Arkadaşımın Türkiye yorumu ilginç: Ordunun laikliğin koruyucusu olması size yetiyordu ama bugünkü dünyada orduya sığınmak yetmiyor. Toplum olarak laik refleksleriniz var mı, önemli olan bu.
* * *
Bana öyle geliyor ki laik sivil refleksler yavaş da olsa oluşmaya başlıyor. Bu gecikmeli uyanış yüzünden de şöyle olaylarla karşılaşıyoruz: Örneğin, İETT otobüslerinde kızlar ayrı taşınıyor diye bir feryat duyuluyor. İETT’den cevap: "Ama bu senelerdir devam eden bir uygulama, yeni değil ki..."
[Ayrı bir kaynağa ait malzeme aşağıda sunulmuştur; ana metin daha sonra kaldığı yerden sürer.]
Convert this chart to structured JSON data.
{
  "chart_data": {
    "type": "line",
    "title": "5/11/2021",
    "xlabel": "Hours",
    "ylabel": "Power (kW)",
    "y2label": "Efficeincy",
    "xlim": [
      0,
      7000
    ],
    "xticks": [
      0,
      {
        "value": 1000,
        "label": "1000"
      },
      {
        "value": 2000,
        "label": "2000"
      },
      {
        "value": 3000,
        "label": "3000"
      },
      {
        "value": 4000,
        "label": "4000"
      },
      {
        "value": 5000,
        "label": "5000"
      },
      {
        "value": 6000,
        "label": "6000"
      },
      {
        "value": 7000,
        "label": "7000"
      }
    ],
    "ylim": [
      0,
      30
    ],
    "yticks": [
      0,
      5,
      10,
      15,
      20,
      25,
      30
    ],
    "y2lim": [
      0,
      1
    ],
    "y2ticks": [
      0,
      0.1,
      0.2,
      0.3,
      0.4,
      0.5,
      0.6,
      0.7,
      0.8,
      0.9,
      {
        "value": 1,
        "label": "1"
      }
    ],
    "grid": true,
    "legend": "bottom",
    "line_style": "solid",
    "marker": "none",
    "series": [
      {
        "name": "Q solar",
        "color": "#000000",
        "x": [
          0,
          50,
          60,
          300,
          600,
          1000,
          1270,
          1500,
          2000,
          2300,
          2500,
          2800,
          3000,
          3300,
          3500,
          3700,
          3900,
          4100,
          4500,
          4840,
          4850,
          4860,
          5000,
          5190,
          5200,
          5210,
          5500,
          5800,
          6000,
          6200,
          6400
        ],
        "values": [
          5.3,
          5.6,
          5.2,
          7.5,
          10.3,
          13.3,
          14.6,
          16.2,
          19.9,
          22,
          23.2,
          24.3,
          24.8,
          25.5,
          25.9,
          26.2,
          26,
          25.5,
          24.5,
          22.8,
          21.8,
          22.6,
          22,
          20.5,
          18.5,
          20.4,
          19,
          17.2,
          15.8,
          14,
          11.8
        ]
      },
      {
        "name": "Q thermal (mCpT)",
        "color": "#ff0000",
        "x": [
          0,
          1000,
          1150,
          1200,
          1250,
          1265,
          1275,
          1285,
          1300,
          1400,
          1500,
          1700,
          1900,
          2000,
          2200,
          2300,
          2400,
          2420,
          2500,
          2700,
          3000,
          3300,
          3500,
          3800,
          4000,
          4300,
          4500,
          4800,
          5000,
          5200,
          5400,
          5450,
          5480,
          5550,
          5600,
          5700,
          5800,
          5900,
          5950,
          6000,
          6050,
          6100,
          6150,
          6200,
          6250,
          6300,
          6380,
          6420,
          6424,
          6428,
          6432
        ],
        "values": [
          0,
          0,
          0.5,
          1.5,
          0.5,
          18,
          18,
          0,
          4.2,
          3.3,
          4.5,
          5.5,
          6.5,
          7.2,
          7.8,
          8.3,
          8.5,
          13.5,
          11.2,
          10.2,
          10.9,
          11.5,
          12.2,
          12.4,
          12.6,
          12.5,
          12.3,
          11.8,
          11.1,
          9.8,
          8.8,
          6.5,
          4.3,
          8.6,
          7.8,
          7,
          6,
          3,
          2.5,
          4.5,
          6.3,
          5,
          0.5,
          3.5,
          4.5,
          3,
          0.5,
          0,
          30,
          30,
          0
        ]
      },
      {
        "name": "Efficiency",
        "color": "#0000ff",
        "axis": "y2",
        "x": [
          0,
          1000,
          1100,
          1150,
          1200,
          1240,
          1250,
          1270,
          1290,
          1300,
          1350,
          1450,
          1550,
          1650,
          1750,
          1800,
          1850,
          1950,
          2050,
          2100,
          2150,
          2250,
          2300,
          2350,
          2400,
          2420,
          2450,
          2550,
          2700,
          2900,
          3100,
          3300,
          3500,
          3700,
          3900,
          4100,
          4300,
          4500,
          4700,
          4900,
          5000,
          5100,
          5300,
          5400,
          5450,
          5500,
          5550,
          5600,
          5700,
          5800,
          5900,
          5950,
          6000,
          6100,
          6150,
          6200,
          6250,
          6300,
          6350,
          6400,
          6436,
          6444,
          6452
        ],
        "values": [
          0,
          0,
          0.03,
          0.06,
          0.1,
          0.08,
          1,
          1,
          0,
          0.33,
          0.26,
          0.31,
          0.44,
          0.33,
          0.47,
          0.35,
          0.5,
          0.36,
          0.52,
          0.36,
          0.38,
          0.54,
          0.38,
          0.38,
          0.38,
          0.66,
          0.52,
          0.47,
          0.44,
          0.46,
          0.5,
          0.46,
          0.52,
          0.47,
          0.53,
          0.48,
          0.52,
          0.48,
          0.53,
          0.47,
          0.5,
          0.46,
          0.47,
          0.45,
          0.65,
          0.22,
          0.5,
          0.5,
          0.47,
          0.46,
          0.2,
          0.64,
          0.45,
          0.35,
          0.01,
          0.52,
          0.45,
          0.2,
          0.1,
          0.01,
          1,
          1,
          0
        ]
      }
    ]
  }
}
Laikler yıllardır uyumuş, gözlerini kırpıştırıyorlar. 2000 yılında imam hatiplerde kızların oranı yüzde 50’yi aştığında da uyuyorlardı, türbanlılar nereden çıktı diye şaşkınlar şimdi. Şehirlerarası otobüs, namaz için durmuşmuş. Sabah şerifler hayrolsun arkadaş, bu da yeni değil ki. Ama sen uyku mahmurusun arkadaş.
Belçika’da bile sivil toplumun kiliseye karşı kurduğu laiklik izleme evleri, laiklik eylem merkezleri var sürü sepet. Sende ne var?